OJK Kepri Terima 280 Laporan Pinjol Ilegal dan 88 Investasi Bodong Selama 2025

Kepulauan Riau

OJK Kepri Terima 280 Laporan Pinjol Ilegal dan 88 Investasi Bodong Selama 2025

Alamudin Hamapu - detikSumut
Rabu, 04 Mar 2026 22:25 WIB
Kepala OJK Kepri, Sinar Danandjaya. (Foto: Alamudin Hamapu/detikSumut)
Kepala OJK Kepri, Sinar Danandjaya. (Foto: Alamudin Hamapu/detikSumut)
Batam -

Otoritas Jasa Keuangan (OJK) Provinsi Kepulauan Riau mencatat masih maraknya praktik pinjaman online (pinjol) ilegal dan investasi bodong sepanjang 2025. OJK menyebut ada ratusan laporan pinjol ilegal yang diterima pihaknya pada periode tersebut.

"Kami menerima 280 laporan terkait pinjol ilegal serta 88 laporan investasi ilegal dari masyarakat Kepri sepanjang 2025. Laporan ini menunjukkan masih adanya aktivitas pinjaman online ilegal dan investasi bodong yang merugikan masyarakat," kata kepala OJK Kepri, Sinar Danandjaya, Rabu (4/3/2026).

Sinar menyebutkan OJK melalui sistem Indonesia Anti-Scam Centre (IASC) juga menerima berbagai aduan penipuan keuangan.
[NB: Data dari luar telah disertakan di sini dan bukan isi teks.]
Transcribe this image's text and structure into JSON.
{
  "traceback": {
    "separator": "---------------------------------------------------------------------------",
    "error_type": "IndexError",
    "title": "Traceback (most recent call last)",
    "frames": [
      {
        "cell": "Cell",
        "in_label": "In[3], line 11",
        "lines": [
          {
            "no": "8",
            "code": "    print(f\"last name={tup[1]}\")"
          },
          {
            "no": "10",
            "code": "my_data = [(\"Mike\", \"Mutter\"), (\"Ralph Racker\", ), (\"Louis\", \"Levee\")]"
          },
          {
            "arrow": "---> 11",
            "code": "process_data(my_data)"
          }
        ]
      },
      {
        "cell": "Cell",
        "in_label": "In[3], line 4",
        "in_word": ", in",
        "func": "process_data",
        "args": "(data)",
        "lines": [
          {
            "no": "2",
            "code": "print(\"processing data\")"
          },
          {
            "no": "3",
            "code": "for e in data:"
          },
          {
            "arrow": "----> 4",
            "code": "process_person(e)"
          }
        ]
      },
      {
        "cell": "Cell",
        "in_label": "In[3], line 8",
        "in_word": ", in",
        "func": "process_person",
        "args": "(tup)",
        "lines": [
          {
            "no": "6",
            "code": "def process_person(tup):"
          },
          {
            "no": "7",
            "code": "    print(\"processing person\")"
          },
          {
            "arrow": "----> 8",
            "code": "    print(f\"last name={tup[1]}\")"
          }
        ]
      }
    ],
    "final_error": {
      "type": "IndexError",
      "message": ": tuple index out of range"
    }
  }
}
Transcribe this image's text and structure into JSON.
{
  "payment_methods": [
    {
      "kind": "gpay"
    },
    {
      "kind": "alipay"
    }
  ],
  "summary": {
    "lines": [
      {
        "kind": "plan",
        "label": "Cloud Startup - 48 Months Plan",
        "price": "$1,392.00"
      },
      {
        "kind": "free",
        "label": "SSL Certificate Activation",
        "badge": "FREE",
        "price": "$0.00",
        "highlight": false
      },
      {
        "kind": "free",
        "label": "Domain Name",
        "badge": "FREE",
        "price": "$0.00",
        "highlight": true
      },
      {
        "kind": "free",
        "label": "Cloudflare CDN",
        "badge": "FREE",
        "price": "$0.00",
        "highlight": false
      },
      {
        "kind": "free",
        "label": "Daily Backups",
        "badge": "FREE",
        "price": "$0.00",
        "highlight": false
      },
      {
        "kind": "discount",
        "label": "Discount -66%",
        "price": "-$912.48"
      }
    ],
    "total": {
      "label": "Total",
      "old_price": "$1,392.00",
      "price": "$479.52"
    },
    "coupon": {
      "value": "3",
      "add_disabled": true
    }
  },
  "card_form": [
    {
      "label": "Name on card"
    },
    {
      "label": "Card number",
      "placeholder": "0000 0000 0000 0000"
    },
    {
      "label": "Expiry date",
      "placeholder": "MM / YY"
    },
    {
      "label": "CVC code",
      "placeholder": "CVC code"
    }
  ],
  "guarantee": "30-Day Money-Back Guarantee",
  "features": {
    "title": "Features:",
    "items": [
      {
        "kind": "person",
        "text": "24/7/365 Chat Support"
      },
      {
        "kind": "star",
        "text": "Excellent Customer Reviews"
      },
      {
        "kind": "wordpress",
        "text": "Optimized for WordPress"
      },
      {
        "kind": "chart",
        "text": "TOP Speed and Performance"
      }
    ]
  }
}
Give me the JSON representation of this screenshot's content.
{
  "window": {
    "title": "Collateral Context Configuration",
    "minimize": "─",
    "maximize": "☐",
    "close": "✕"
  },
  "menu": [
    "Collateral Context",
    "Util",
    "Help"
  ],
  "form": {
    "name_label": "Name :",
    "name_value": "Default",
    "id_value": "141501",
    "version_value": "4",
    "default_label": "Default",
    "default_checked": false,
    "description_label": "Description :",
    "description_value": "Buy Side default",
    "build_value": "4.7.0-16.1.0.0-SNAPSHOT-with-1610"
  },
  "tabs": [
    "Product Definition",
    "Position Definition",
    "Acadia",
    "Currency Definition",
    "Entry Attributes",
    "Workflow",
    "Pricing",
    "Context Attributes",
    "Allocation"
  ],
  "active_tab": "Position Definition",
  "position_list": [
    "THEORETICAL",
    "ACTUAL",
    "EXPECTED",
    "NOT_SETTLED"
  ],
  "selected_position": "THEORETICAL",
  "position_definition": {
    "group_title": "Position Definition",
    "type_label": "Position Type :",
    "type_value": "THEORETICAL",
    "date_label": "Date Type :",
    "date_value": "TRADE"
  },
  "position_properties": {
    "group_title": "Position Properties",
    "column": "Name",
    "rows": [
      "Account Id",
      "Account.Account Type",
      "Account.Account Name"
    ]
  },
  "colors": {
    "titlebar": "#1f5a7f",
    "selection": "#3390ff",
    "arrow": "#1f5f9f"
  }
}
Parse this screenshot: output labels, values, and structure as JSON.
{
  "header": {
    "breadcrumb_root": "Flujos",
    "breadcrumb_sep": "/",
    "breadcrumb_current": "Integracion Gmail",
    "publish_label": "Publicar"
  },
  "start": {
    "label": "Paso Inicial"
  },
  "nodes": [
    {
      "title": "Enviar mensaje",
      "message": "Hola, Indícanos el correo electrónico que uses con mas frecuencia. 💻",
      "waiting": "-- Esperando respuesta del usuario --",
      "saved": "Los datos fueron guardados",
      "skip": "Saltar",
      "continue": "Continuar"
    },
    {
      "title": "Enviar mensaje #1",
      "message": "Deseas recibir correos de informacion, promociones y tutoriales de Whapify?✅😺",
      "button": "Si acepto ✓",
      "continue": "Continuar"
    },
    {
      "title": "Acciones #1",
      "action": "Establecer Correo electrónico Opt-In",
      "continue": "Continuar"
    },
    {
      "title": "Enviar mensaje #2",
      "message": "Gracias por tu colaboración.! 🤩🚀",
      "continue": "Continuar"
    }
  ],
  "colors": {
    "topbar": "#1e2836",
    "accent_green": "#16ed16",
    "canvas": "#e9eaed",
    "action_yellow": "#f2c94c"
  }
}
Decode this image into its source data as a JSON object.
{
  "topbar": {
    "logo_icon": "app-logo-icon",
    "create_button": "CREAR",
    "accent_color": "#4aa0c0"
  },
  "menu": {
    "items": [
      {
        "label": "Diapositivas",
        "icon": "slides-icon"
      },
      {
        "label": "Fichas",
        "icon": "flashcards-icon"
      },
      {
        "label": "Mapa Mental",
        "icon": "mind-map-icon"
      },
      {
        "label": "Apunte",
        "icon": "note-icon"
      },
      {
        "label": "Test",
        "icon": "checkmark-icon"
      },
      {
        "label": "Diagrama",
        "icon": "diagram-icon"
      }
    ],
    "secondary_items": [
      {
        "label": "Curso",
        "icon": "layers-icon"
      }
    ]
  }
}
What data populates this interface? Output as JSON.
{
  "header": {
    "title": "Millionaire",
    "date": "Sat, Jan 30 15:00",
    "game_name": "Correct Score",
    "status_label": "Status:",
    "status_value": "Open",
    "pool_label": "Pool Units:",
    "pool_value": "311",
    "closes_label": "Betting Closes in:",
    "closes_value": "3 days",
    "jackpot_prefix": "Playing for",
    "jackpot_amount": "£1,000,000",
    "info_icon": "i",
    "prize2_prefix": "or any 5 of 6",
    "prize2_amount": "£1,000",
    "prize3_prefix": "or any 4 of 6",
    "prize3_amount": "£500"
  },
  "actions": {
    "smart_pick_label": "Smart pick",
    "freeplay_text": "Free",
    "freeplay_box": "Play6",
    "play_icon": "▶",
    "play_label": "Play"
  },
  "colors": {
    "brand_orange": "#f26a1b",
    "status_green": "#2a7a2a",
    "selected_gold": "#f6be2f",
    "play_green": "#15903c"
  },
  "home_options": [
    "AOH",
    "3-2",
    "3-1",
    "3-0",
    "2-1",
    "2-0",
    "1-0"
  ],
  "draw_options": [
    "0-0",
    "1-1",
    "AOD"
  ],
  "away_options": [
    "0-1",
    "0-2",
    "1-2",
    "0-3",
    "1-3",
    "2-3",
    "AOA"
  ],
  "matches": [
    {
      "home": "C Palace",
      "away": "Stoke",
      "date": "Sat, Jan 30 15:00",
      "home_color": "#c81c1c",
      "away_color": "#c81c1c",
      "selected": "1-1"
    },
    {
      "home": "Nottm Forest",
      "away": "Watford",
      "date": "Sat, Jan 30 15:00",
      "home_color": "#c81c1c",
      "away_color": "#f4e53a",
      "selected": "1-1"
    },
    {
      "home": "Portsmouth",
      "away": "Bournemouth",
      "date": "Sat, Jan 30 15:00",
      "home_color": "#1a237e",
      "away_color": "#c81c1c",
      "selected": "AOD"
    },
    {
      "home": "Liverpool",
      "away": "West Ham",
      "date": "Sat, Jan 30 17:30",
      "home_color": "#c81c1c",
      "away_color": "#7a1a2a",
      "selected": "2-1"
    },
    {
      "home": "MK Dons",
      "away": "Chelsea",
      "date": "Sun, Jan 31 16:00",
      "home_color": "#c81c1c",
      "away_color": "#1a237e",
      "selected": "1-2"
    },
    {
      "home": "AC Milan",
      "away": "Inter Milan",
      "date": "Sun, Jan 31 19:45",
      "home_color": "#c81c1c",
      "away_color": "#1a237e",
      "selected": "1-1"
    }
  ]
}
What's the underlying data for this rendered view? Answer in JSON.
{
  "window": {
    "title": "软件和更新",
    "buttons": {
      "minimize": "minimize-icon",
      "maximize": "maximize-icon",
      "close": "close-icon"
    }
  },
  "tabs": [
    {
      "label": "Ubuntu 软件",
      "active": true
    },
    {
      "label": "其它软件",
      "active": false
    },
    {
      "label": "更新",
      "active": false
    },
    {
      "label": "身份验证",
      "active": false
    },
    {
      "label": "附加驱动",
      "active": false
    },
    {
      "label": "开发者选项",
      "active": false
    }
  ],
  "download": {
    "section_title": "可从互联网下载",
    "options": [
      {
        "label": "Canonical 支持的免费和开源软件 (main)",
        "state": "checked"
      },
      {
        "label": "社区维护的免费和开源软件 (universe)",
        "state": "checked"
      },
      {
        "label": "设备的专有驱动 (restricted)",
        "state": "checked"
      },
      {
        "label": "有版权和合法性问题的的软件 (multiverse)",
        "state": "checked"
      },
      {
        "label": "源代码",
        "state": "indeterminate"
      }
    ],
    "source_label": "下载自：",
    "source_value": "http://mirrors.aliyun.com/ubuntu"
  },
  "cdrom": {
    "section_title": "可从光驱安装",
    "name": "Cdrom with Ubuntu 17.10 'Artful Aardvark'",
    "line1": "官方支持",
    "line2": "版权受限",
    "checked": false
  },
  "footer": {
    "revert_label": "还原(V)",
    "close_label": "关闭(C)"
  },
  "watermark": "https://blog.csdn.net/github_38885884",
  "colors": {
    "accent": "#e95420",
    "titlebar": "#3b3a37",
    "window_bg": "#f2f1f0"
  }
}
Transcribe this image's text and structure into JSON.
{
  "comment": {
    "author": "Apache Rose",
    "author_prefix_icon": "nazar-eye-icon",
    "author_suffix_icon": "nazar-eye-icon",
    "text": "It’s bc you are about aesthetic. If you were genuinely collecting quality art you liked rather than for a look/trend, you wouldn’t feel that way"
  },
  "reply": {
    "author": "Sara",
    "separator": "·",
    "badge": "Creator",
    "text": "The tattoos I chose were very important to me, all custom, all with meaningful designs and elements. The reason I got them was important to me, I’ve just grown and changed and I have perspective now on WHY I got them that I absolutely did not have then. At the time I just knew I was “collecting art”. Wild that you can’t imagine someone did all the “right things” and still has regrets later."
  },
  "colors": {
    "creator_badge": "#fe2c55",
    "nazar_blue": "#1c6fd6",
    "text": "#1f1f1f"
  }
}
Modus yang dilaporkan beragam.

SCROLL TO CONTINUE WITH CONTENT

"Mulai dari penipuan belanja daring, penipuan melalui telepon, investasi fiktif, hingga penipuan berkedok lowongan kerja," ujarnya.

ADVERTISEMENT

Secara nasional, OJK mencatat sekitar 417 ribu laporan penipuan keuangan telah masuk ke IASC. Dari jumlah itu, sebanyak 416 ribu rekening terkait penipuan berhasil diblokir dengan total dana yang diamankan mencapai Rp511 miliar.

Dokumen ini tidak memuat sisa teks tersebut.